Piero di Cosimo, Scena di caccia (1494-1500 circa; tempera e olio su tavola, 70,5 x 169,5 cm; New York, Metropolitan Museum)
Piero di Cosimo, Scena di caccia (1494-1500 circa; tempera e olio su tavola, 70,5 x 169,5 cm; New York, Metropolitan Museum)
Piero di Cosimo, Madonna col Bambino e due angeli (1505-1507 circa; tavola, 116 x 85 cm; Venezia, Fondazione Giorgio Cini,Galleria di Palazzo Cini)
Piero di Cosimo, Madonna col Bambino e due angeli (1505-1507 circa; tavola, 116 x 85 cm; Venezia, Fondazione Giorgio Cini, Galleria di Palazzo Cini)
Piero di Cosimo, Lotta tra i Centauri e i Lapiti (1500-1515 circa; olio su tavola, 71 x 260 cm; Londra, National Gallery)
Piero di Cosimo, Lotta tra i Centauri e i Lapiti (1500-1515 circa; olio su tavola, 71 x 260 cm; Londra, National Gallery)
Piero di Cosimo, Morte di Procri (1495 circa; olio su tavola, 65,4 x 184,2 cm; Londra, National Gallery)
Piero di Cosimo, Morte di Procri (1495 circa; olio su tavola, 65,4 x 184,2 cm; Londra, National Gallery)
Piero di Cosimo, Pietà (1510 circa; olio su tavola, 190 x 112 cm; Perugia, Galleria Nazionale dell'Umbria)
Piero di Cosimo, Pietà (1510 circa; olio su tavola, 190 x 112 cm; Perugia, Galleria Nazionale dell’Umbria)

Dove trovare le opere di Piero di Cosimo

Piero agli albori della sua attività si può vedere a Roma, nei particolari e nei paesaggi degli affreschi della Cappella Sistina. Ancora nella capitale, alla Galleria Nazionale d’Arte Antica, c’è una splendida Maddalena a dare prova di una delle più alte soluzioni della ritrattistica di Piero.

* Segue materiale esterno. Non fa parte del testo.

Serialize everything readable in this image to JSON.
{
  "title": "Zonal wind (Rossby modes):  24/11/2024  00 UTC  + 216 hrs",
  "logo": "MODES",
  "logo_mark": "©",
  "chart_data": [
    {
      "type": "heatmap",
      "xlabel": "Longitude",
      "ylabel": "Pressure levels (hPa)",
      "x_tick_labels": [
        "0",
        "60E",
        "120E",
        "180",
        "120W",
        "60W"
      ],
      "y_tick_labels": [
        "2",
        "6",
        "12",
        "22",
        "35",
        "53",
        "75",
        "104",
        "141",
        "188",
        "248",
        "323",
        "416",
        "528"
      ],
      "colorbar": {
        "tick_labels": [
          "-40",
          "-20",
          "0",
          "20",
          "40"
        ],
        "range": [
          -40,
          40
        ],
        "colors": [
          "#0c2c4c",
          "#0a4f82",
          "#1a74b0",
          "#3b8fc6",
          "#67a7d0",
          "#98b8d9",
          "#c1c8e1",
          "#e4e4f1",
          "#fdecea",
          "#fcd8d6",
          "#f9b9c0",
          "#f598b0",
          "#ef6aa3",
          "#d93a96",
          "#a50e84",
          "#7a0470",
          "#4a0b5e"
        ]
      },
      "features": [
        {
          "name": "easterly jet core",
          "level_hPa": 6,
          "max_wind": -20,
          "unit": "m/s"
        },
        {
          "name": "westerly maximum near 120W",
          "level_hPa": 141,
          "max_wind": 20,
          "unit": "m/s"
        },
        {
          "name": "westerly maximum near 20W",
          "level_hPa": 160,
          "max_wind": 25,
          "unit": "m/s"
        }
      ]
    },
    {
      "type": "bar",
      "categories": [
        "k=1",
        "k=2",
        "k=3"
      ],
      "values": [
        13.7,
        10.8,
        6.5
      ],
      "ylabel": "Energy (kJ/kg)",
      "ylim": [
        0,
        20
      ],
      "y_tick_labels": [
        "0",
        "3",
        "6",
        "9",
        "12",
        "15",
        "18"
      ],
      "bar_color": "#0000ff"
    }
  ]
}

A Perugia è la Pietà degli ultimi anni, mentre agli Uffizi si conservano il Perseo e Andromeda e l’Incarnazione di Gesù. Sempre a Firenze, il Museo degli Innocenti ospita la Sacra Conversazione del Pugliese. A Roma, le Gallerie Nazionali d’Arte Antica conservano la Santa Maria Maddalena (leggi qui un approfondimento). Alcune opere di Piero si trovano presso piccoli centri della Toscana: a Montevettolini (nei pressi di Pistoia) è possibile ammirare la Pala di Montevettolini, a Fiesole si trova l’Immacolata concezione, mentre la pieve di San Lorenzo a Borgo San Lorenzo accoglie la Madonna col Bambino e i santi Giovanni Battista e Tommaso. Fuori dall’Italia, al Museo Condé di Chantilly si trova il ritratto della Bella Simonetta.

La maggioranza delle opere di Piero di Cosimo, e tra le più belle menzionate in precedenza, si rileva nei paesi anglofoni: la fortuna di questo artista è stata sollevata soprattutto dopo che André Breton, nella prima metà del Novecento, lo ha riscattato dall’oblìo annoverandolo tra quegli artisti che avevano una visione magica, astratta dell’arte. Quindi la Battaglia dei centauri e dei Lapiti, la Morte di Procri si trovano alla National Gallery di Londra. La pala con la Visitazione è alla National Gallery of Art di Washington, il San Giovannino al Metropolitan Museum of Art a New York.